1 Patients that had positive solanine tests but negative on the food itself (some reported by one patient, some by multiple) found alleviation of: headaches, spitting up (infant when mother avoided it), overall pain level, stiff joints, fibromyalgia pain, crohns disease, intestinal pain, and ankylosing spondylitis. Also reported were cessation of acute soft tissue inflammation to the point of disability, cessation of wrist pain, enhanced ability to play the cello, cessation of should pain of 7 year duration, and cessation of rectal bleeding.

2- Patients that had positive gliadin tests but negative on whole wheat and gluten reported significant decreases in: (some reported by one patient, some by multiple)  fatigue, depression, anxiety, baby spitting up (if mom ate gluten), exhaustion, acute intestinal pain, 50% less need for chiropractic adjustments,  burning bowels, headaches. Also reported were cessation of intestinal pain and swelling of 30 year duration, ability to eat raw food without pain was restored, and being much easier to adjust (chiropractically).

3- Patients that had positive caffeine/theobromine tests but negative on the “food” itself (some reported by one patient, some by multiple) found a decrease in: insomnia, cervical subluxations,  tenseness, throat pain, headaches, moodiness, anxiety, itching, diarrhea, baby spitting up (if mom had it), nausea, low back pain,  and overall feeling “lousy”. Also reported were cessation of chronic foot and axilla pain, and a cessation of thumb pain. One husband thanked me profusely for the change of disposition in his wife.

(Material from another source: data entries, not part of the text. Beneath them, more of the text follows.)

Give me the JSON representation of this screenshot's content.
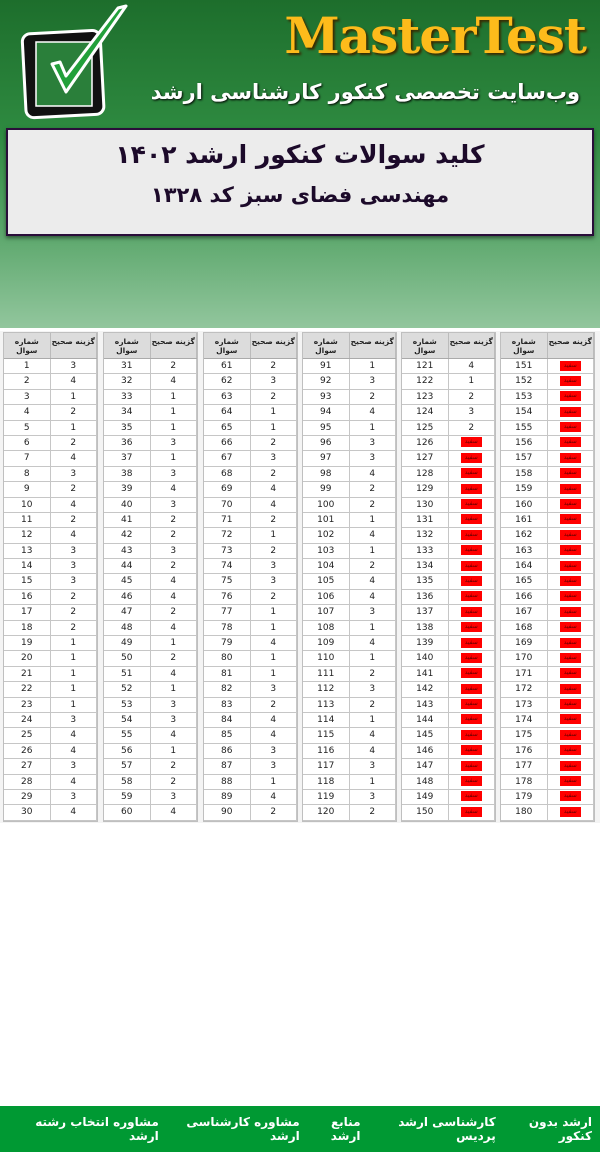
{
  "header": {
    "brand": "MasterTest",
    "tagline": "وب‌سایت تخصصی کنکور کارشناسی ارشد",
    "title": "کلید سوالات کنکور ارشد ۱۴۰۲",
    "subtitle": "مهندسی فضای سبز کد ۱۳۲۸"
  },
  "table": {
    "col_number": "شماره سوال",
    "col_answer": "گزینه صحیح",
    "blank_label": "سفید",
    "blank_color": "#ff0000",
    "answers": [
      "3",
      "4",
      "1",
      "2",
      "1",
      "2",
      "4",
      "3",
      "2",
      "4",
      "2",
      "4",
      "3",
      "3",
      "3",
      "2",
      "2",
      "2",
      "1",
      "1",
      "1",
      "1",
      "1",
      "3",
      "4",
      "4",
      "3",
      "4",
      "3",
      "4",
      "2",
      "4",
      "1",
      "1",
      "1",
      "3",
      "1",
      "3",
      "4",
      "3",
      "2",
      "2",
      "3",
      "2",
      "4",
      "4",
      "2",
      "4",
      "1",
      "2",
      "4",
      "1",
      "3",
      "3",
      "4",
      "1",
      "2",
      "2",
      "3",
      "4",
      "2",
      "3",
      "2",
      "1",
      "1",
      "2",
      "3",
      "2",
      "4",
      "4",
      "2",
      "1",
      "2",
      "3",
      "3",
      "2",
      "1",
      "1",
      "4",
      "1",
      "1",
      "3",
      "2",
      "4",
      "4",
      "3",
      "3",
      "1",
      "4",
      "2",
      "1",
      "3",
      "2",
      "4",
      "1",
      "3",
      "3",
      "4",
      "2",
      "2",
      "1",
      "4",
      "1",
      "2",
      "4",
      "4",
      "3",
      "1",
      "4",
      "1",
      "2",
      "3",
      "2",
      "1",
      "4",
      "4",
      "3",
      "1",
      "3",
      "2",
      "4",
      "1",
      "2",
      "3",
      "2",
      "سفید",
      "سفید",
      "سفید",
      "سفید",
      "سفید",
      "سفید",
      "سفید",
      "سفید",
      "سفید",
      "سفید",
      "سفید",
      "سفید",
      "سفید",
      "سفید",
      "سفید",
      "سفید",
      "سفید",
      "سفید",
      "سفید",
      "سفید",
      "سفید",
      "سفید",
      "سفید",
      "سفید",
      "سفید",
      "سفید",
      "سفید",
      "سفید",
      "سفید",
      "سفید",
      "سفید",
      "سفید",
      "سفید",
      "سفید",
      "سفید",
      "سفید",
      "سفید",
      "سفید",
      "سفید",
      "سفید",
      "سفید",
      "سفید",
      "سفید",
      "سفید",
      "سفید",
      "سفید",
      "سفید",
      "سفید",
      "سفید",
      "سفید",
      "سفید",
      "سفید",
      "سفید",
      "سفید",
      "سفید"
    ]
  },
  "footer": {
    "links": [
      "ارشد بدون کنکور",
      "کارشناسی ارشد پردیس",
      "منابع ارشد",
      "مشاوره کارشناسی ارشد",
      "مشاوره انتخاب رشته ارشد"
    ]
  }
}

4- Patients that had + zein tests but negative on the food itself (some reported by one patient, some by multiple) found  a decrease in: fatigue, joint pain, stomach aches, baby spitting up, sacro-iliac pain, headaches, brain fog, and sinus congestion.

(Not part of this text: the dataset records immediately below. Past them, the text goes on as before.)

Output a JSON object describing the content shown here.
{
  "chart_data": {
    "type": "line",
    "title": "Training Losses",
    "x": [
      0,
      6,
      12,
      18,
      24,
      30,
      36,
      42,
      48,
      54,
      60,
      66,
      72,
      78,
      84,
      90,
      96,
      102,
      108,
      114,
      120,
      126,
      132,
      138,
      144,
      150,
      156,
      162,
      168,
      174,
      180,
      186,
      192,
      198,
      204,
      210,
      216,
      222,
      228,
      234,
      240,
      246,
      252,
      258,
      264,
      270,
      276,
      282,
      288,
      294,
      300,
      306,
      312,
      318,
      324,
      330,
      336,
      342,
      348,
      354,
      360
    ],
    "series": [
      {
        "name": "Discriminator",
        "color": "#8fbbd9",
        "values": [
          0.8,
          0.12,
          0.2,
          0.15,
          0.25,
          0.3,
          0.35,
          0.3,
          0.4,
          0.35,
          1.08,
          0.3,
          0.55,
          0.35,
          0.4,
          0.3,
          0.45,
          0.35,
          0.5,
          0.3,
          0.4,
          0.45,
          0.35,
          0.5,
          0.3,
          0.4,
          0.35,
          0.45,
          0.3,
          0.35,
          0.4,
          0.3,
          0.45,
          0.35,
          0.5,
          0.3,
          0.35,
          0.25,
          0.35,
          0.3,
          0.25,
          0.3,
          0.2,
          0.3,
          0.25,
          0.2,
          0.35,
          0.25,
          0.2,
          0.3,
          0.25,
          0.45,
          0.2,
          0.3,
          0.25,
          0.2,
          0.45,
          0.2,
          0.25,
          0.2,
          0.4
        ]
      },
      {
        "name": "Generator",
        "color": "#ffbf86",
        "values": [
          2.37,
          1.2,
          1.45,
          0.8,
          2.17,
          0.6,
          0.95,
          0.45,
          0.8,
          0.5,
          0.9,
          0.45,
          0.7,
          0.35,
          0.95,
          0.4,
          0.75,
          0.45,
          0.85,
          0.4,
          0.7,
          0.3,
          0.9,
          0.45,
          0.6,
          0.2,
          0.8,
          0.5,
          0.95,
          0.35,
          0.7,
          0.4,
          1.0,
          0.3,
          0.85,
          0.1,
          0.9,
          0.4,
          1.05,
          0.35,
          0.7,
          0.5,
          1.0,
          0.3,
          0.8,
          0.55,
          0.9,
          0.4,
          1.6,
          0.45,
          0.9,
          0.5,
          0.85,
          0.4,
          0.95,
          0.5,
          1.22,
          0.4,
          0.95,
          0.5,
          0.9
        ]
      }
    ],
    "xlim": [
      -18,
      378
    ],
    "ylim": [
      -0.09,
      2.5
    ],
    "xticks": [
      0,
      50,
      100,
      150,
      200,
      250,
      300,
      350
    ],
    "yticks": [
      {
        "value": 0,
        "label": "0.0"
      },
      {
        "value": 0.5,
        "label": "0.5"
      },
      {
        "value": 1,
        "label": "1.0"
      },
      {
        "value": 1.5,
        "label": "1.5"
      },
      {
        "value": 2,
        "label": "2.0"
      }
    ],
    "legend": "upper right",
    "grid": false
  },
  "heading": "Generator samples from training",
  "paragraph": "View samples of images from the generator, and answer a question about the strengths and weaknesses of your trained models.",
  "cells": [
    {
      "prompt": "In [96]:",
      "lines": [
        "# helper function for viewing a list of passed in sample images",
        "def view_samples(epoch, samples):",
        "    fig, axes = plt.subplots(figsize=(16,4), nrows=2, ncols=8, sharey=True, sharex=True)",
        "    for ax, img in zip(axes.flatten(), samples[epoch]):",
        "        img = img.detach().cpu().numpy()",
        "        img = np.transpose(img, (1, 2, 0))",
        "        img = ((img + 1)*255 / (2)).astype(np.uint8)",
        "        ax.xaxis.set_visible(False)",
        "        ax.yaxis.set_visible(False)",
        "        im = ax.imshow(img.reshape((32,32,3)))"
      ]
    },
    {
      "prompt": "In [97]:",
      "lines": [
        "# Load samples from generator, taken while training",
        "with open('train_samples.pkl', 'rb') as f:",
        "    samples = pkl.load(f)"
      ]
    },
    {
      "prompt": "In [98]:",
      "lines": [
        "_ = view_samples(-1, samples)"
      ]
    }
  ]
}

1.    Food challenges with applied kinesiology can yield false negative tests.

2.    Using isolated food substances such as alpha solanine, theobromine, caffeine, theophylline, paraxanthine, casein, lactose, zein, ovalbumin, and gliadin can yield many more positive results

3.     Eliminating these foods can bring improvement or elimination of various chronic problems

4.    Re-introduction of the foods without recurrence of symptomatology may or may not be possible

5.    Taking takesumi if the patient will not avoid the positive substance may lessen the negative effects of ingesting the substance.